Swift isn't going to make it so "anybody can write apps." That is something that's been tried for decades, with things like drag-and-drop programming. SQL was originally intended for non-programmers. It doesn't work, because the difficulty of programming isn't the syntax. The difficulty of programming is logic. You have to learn to think like a programmer, describe a sequence of steps, ask "what will happen in the user does.....X." You have to reasonably understand the if several things in a row are true, but the next one is false, then all of them are false (if anded together, but not if or'd together).
The logic of programming is why it's good for everyone to learn programming. If it helps people learn to think a little more formally, then it's worth it.
"First they came for the slanderers and i said nothing."
Think of the countless small ways in which knowing some code, or scripting has been useful over your life - sorting simple lists, renaming things in batch, formulas in a spreadsheet... etc. etc.
Even if most people will not be doing code professionally, it will help them do little things for themselves. It will also help them understand to some extent why software driven things behave the way they do, and even to make more informed choices as to software driven hardware they buy (and that is the future).
It's not like a flood of really bad programmers will get through most hiring barricades, already famously difficult to storm. They will go on to do things besides programming, where light programming can help them.
"There is more worth loving than we have strength to love." - Brian Jay Stanley
I think the question is whether everyone should be writing software AND then attempting to sell it to others via the app store. The answer to that, IMHO is no, as making software for others requires a level of professionalism and quality not everyone can reach.
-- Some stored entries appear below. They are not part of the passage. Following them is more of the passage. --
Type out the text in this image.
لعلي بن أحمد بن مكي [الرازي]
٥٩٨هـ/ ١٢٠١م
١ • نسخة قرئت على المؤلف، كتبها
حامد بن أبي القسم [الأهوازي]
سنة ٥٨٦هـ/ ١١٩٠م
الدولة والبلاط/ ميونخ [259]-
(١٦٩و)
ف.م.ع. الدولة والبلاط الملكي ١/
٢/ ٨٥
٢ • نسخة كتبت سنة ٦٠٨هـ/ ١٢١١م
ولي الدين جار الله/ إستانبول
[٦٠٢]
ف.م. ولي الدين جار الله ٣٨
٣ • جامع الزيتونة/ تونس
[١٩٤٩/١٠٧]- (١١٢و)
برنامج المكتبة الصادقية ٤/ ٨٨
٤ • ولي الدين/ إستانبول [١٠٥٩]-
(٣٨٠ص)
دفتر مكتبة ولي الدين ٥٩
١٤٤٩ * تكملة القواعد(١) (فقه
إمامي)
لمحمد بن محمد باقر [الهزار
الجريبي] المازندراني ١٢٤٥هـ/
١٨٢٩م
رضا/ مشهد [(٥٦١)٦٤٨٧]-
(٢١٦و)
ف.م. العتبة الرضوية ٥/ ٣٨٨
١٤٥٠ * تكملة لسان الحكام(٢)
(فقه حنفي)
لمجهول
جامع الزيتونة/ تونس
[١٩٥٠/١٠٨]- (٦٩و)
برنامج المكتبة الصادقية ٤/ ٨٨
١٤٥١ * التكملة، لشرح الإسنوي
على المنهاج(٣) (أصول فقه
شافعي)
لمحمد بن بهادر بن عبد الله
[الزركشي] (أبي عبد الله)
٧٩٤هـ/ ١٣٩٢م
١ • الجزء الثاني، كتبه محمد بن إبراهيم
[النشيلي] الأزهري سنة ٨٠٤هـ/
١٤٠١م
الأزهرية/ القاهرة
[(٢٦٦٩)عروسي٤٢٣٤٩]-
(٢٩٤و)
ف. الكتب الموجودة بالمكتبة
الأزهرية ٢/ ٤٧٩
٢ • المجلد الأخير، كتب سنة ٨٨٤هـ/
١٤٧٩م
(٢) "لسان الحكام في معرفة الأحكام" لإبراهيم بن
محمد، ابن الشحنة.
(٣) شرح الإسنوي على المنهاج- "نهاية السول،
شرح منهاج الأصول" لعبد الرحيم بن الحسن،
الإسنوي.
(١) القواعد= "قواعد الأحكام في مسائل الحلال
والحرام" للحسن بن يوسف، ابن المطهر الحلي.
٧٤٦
But it would be nice if we could somehow rewind back to the 80s in which every computer came with a simple programming language so that if I wanted to throw together some code to do a simple task for my own benefit, I could do so quickly and easily.
(Note to Apple: Bring back HyperCard, please!)
With the widespread availability of cheap electric power tools, now everybody can build bridges and sky scrapers!
Back in the day, we called this concept the "Software Preisthood"
It wasn't complementary.
1) I am not threatened by "everyone" learning to program
2) don't buy a bunch of stupid apps, and,
3) Apparently, you're a programmer, so write your own apps. :)
I've fallen off your lawn, and I can't get up.